Sidney Poitier missed it. But we hear his new movie, “Fast Forward,” got an unusual send-off recently. A new local clothing company called Voyou held a fashion show at Club Lingerie in Hollywood using the movie’s eight unknown young stars as models. Tout young Hollywood was there, including Christopher Lemmon, Kate Vernon, Leif Garrett and James McNichol. But by 2 a.m. things got a bit wild, and the police asked the party to leave the premises. How’d the folks at Voyou, including designer Claude Attias, feel about that? They loved it and sent out a press release about being “kicked out of Club Lingerie.” A spokesman explains: “Voyou means bad boy in French, and the clothes embody a rebellious attitude.”

Arnold Schwarzenegger’s girlfriend has a problem. CBS reporter Maria Shriver, who is Schwarzenegger’s sweetie, says she keeps getting stopped on the street by other men. It started happening after she bought two identical pairs of thick-sided sunglasses at the Esprit shop. All she can figure is that the glasses look like the sort Aristotle Onassis used to wear, and everybody still wants to look like a tycoon. Shriver’s new shades have black lenses with extra-wide side pieces. They come in lots of colors, but hers are blue and green. In case you’re wondering, they cost $38. No, they’re not cheaper by the dozen, but Liza Minnelli, clad in a jogging suit, picked about a dozen satin-and-silk men’s shirts, priced from $295 to $350, as well as matching handkerchiefs at $25 apiece at Amir in Bel-Air. The shirts are all in pastel stripes with contrasting white collars and cuffs and mother-of-pearl buttons. An Amir representative reports that Minnelli bought some for her husband, some for friends and said she was probably going to keep one for herself.
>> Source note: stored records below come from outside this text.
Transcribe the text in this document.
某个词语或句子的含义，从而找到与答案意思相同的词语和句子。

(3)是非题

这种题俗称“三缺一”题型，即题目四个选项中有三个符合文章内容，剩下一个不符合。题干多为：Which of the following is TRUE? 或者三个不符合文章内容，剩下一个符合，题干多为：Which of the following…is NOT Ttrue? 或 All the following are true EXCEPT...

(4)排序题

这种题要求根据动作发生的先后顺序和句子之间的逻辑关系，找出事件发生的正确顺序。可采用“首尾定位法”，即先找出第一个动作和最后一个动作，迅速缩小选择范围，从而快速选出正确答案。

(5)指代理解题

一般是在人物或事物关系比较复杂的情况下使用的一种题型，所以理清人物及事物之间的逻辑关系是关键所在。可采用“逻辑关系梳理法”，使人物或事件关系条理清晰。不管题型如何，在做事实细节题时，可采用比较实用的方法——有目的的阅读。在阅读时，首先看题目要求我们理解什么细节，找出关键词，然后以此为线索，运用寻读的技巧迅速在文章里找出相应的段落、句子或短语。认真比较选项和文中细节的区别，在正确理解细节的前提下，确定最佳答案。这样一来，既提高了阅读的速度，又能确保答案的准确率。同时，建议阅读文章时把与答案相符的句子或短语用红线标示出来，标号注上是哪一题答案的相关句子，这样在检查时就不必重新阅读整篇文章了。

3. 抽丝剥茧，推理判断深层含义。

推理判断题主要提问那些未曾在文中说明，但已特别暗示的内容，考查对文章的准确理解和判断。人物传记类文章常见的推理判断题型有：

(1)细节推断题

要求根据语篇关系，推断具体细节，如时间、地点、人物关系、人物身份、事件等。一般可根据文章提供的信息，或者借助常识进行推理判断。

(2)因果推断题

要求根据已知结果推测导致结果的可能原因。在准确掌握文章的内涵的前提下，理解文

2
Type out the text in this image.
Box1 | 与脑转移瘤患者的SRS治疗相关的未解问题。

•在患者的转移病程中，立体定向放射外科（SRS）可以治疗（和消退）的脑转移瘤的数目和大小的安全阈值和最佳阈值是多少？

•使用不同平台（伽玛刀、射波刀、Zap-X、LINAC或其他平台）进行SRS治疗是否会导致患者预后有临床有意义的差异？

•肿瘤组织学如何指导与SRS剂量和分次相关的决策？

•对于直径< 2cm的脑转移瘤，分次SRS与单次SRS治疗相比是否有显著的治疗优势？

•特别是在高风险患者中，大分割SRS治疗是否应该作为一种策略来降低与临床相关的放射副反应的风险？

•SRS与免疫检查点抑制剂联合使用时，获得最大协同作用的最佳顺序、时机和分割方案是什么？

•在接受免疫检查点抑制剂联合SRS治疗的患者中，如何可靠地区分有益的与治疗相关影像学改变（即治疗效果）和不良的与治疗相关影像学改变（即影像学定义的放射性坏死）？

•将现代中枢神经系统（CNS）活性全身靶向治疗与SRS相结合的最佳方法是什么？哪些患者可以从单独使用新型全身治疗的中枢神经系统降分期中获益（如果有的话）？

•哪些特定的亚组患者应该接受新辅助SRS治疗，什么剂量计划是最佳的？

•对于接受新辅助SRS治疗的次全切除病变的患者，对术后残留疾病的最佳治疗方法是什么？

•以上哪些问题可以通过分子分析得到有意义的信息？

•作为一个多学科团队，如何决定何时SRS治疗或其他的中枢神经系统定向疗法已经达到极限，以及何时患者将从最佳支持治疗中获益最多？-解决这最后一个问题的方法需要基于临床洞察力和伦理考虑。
Shopping for some essential beauty preparations the other day, Listen overheard this oh-so California exchange between two close friends in the hair-conditioner department: “Well,” friend No. 1 said, admiring her buddy’s mane of pale beige tresses, “your hair is chemically treated, isn’t it?” The second friend looked blank. “Dyed?” she asked. “You mean dyed?” she repeated, reaching for a jar of honey-and-coconut fixative. “Of course it’s dyed.”

Advertisement

Liza Minnelli

Today his only hardware consists of a pair of scissors and a blow dryer. Ronald Romoff, formerly a partner in the defunct West Hollywood men’s clothing store Hardware, is now a hairdresser to the Hollywood heavyweights including Harrison Ford (whom he trimmed for his “Witness” press junket). Romoff says he works strictly by referral and makes house and office calls. So what’s the new power cut? For men, it’s medium-short and effortless to maintain. For women, the idea is long and wild. “It’s half permed, half unpermed and kind of crazy looking,” Romoff says.